Published on theMusic.com.au, Jul 2016
In what feels like a TV show being struck down in its prime with little time to provide closure, Aussie hip hop duo The Meeting Tree – the collab between Joyride and Raph Dixon – will perform their final show at Splendour In The Grass, citing “legal reasons” as a deciding factor.
Well-versed in the art of pranking, a series of tongue-in-cheek memes in regards to the split have surfaced on the band’s social media in the past week, directing attention to the company that created Auto-Tune, Antares, and loose connections to copyright.
Mainstream pop may be proof that the software can fix just about anything, but unfortunately it won’t be able to mend the broken hearts of fans around the country mourning the demise of The Meeting Tree.
Perhaps trying to untangle the “death rattle” the band have left behind will keep The Meeting Tree spirit alive in our hearts for years to come.
“It is what it is – legal reason,” Joyride told theMusic.com.au.

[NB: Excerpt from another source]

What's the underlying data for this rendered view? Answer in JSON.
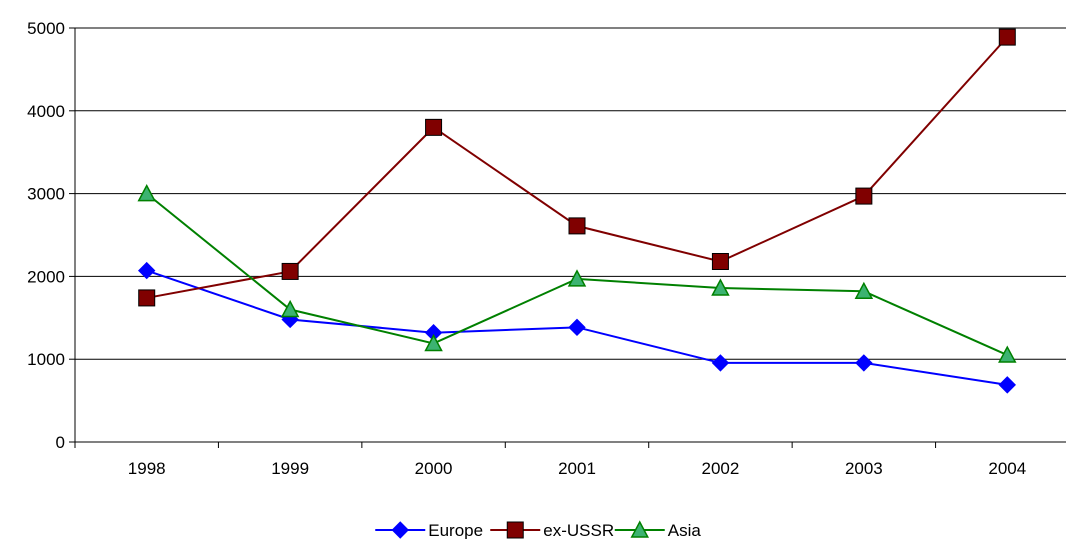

“We just want other people who are making music now – especially on computers, which is the way to go – to keep in mind that people that make the software that we use are trying to make money just the way that we are and it’s worth being mindful of that.
“Copyright and ownership are two of the cornerstones of democracy, something that we try and celebrate here in Australia.”
The music video for It’s Alright off their final EP, I Was Born A Baby And I’ll Die A Baby EP, dropped on Friday with crawling text along the bottom delivering a message to fans and then a bunch of life-changing commentary on democracy, sunsets, radio and more appearing.
“We can’t tell you anything else about the break-up other than it has been forced upon us for legal reasons,” the post said.
Dixon is featured as a cardboard cutout in said clip, which is similar to the look he will take on during Splendour In The Grass this weekend.
“After all this, he feels like he needs to step back and is doing so in the States right now,” Joyride explained.
“He’ll be there in cardboard form, which is our version of the Tupac hologram.
“I don’t think it’ll change the set too much beyond the fact that Raph saying our band name over and over again may happen a little less, because cardboard can’t really speak.
“We’ve got a couple of special guests coming up to try fill the massive gap that Raph in his human form will be leaving, so Benson – a great DJ and producer from Melbourne – will be joining us – and Sam [Margin] from The Rubens as well.”
In the past year, The Meeting Tree have produced three EPs, circled the country twice and established themselves as a staple on the festival circuit, so its fitting that, after stints at Groovin The Moo, Falls and Secret Garden, they’ll play their final gig at the festival where they played their first.
“We’ve achieved everything that we’ve wanted to,“ Joyride explained.
“Even though we didn’t start with specific goals, it doesn’t feel like there’s more to be done, which I think is nice.
“Don’t be sad it’s over, be happy it happened at all.”
The I Was Born A Baby And I’ll Die A Baby EP drops this Wednesday.